Titel Knives Out – Mord ist Familiensache
(Knives Out)
Drehbuch Rian Johnson
Regie Rian Johnson, USA 2019
Darsteller

Daniel Craig, Chris Evans, Ana de Armas, Jamie Lee Curtis, Michael Shannon, Don Johnson, Toni Collette, LaKeith Stanfield, Christopher Plummer, Katherine Langford, Jaeden Martell, Riki Lindhome, Edi Patterson, Frank Oz, K Callan u.a.

Genre Komödie, Crime
Filmlänge 131 Minuten
Deutschlandstart
2. Januar 2020
Inhalt

Harlan Thrombey ist tot! Und nicht nur das – der renommierte Krimiautor und Familienpatriarch wurde auf der Feier zu seinem 85. Geburtstag umgebracht. Doch natürlich wollen weder die versammelte exzentrische Verwandtschaft noch das treu ergebene Hauspersonal etwas gesehen haben.

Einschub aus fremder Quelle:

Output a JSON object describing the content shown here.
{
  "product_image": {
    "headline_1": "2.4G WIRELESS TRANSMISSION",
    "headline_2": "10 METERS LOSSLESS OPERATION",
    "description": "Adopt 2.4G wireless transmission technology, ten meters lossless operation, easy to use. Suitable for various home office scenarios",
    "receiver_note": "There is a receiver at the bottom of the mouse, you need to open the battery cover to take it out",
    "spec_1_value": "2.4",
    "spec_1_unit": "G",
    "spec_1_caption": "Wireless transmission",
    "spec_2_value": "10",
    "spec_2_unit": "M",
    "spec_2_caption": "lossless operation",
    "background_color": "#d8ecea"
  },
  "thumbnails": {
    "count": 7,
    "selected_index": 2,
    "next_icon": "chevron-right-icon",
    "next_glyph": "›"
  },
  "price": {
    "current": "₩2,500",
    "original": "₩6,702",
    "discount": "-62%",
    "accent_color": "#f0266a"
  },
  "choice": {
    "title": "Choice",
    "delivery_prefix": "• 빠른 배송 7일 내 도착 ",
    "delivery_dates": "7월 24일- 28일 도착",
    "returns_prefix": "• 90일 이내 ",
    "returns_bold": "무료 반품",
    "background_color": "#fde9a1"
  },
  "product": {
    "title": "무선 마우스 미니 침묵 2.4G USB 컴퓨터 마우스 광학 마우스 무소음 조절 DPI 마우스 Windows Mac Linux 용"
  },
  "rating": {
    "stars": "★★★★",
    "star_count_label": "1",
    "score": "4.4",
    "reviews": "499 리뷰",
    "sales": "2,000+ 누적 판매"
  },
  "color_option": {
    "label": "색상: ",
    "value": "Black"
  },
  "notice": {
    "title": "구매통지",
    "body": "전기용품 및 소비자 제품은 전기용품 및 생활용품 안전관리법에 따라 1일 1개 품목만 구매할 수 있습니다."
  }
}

Ein Fall für Benoit Blanc! Der lässig-elegante Kommissar beginnt seine Ermittlungen und während sich sämtliche anwesenden Gäste alles andere als kooperativ zeigen, spitzt sich die Lage zu und das Misstrauen untereinander wächst. Ein komplexes Netz aus Lügen, falschen Fährten und Ablenkungsmanövern muss durchkämmt werden, um die Wahrheit hinter Thrombeys vorzeitigem Tod zu enthüllen …

Was zu sagen wäre

Rian Johnson hat offenbar eine Ablenkung vom Trubel gebraucht, der um seine Star-Wars-Episode VII Die letzten Jedi entstanden ist. Die Wütenden wollten den Teil aus der Serie verbannt sehen, die Begeisterten ihm sowohl die Regie der nächsten Episode als auch die Konzeption der Folge-Trilogie übertragen. Johnson hat das alles dankend abgelehnt und lieber was, na sagen wir: Kleines gedreht.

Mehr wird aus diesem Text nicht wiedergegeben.